An FDA advisory panel was convened over the summer to evaluate the available data on the controversial devices, which resulted in a determination that there is no way to make power morcellators safer. However, the panel was split on whether to recommend morcellators be recalled or that stronger warnings be placed on the devices.

In a widely criticized move, the FDA announced in November that it will allow hysterectomy morcellators to remain on the market with substantially stronger warnings about the risk of cancer and more limited indications for appropriate use of the devices.

Many hospitals and a growing number of insurance companies have already announced that they will no longer perform or cover a hysterectomy with morcellation, and many experts agree that the vast number of prior procedures performed involving the device are no longer appropriate.

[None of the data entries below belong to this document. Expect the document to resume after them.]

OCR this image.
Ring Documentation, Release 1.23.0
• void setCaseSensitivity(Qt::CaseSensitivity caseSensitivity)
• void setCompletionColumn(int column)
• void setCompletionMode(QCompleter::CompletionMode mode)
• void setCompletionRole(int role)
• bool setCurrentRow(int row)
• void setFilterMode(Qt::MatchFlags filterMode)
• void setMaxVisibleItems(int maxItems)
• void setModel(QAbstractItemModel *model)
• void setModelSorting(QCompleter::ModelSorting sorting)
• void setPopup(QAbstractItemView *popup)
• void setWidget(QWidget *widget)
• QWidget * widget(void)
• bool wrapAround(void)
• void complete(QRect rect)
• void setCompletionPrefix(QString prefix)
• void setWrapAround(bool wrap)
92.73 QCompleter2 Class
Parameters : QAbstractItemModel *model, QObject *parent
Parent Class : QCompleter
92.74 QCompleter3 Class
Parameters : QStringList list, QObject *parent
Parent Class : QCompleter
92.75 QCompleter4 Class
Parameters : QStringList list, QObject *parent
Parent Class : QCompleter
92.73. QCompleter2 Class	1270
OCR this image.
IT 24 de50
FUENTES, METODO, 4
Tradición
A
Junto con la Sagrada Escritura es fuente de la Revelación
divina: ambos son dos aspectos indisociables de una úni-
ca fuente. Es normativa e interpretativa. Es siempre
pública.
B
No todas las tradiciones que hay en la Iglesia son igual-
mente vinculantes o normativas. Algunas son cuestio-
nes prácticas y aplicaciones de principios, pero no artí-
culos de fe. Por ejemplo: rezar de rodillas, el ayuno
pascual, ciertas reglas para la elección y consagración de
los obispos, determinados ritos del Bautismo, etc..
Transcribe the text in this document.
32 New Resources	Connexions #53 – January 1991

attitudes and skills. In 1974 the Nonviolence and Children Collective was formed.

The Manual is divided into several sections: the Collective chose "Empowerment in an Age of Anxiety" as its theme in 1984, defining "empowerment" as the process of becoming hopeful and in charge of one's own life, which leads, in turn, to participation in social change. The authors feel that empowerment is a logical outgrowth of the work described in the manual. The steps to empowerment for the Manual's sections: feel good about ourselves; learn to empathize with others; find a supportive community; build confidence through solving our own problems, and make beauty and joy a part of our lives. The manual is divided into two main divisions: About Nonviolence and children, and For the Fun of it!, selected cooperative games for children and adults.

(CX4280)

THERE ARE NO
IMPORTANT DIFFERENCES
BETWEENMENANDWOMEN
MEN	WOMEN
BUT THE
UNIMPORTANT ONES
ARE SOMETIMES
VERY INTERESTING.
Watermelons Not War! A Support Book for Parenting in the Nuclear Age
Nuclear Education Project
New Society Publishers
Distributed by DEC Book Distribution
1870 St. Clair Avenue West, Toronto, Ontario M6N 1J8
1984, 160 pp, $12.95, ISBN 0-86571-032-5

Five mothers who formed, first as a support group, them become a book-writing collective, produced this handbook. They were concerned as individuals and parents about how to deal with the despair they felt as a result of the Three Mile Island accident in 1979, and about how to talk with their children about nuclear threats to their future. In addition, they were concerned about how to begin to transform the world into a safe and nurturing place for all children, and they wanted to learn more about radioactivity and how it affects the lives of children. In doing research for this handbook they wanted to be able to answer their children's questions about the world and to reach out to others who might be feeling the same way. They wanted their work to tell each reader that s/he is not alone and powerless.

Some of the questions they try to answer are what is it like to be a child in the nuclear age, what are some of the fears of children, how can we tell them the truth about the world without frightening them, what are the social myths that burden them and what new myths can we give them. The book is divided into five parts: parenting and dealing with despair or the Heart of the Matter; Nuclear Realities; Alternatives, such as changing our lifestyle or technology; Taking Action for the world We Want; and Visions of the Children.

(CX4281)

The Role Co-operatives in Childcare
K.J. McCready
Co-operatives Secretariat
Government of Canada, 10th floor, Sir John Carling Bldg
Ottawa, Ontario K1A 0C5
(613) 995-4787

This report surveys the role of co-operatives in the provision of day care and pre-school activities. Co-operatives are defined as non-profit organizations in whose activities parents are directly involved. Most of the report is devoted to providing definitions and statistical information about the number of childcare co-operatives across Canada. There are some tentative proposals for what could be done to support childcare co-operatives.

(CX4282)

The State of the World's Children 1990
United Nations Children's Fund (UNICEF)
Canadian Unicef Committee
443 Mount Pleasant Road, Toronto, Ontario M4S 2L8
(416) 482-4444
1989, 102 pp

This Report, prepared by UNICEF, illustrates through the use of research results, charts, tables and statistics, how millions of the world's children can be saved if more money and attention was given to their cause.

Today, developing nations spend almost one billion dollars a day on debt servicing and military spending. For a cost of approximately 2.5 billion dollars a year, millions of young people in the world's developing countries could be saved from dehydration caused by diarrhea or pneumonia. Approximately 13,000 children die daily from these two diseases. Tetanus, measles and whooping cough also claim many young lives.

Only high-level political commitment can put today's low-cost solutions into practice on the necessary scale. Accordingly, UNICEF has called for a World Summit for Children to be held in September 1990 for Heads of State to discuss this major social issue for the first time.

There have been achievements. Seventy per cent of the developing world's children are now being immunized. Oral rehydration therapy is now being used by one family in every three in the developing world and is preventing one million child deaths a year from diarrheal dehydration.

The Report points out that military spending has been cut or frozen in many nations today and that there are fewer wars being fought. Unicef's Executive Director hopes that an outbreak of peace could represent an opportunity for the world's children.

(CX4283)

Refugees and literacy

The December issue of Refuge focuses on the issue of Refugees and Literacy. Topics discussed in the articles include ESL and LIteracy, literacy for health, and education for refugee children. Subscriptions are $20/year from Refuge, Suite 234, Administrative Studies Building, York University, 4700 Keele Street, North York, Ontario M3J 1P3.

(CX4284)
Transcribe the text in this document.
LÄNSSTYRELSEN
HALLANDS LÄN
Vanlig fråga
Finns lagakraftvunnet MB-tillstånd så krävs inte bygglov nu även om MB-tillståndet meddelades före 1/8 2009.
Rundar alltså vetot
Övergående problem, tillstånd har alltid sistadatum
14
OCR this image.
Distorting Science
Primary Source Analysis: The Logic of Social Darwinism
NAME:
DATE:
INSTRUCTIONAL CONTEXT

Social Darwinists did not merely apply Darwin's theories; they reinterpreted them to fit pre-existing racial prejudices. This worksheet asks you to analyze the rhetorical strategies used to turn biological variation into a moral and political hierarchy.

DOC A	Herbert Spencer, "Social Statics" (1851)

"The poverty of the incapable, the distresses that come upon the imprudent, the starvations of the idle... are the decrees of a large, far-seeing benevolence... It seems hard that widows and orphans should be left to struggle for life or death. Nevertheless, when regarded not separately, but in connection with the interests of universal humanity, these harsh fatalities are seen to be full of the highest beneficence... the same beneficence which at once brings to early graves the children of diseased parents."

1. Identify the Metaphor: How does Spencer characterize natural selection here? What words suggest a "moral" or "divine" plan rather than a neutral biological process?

Over the past year, many women and families nationwide have filed laparoscopic hysterectomy cancer lawsuits against the manufacturers of these devices, alleging that inadequate warnings have been provided for patients and the medical community for years.

Plaintiffs allege that the rapid spread of leiomyosarcoma, endometrial stromal sarcoma or other uterine cancers may have been avoided if any number of different alternative treatment options available for women with symptomatic uterine fibroids had been used, including traditional surgical hysterectomy performed vaginally or abdominally, catheter-based blocking of the uterine artery, high-intensity focused ultrasound, drug therapy and laparoscopic hysterectomy or myomectomy without use of morcellation.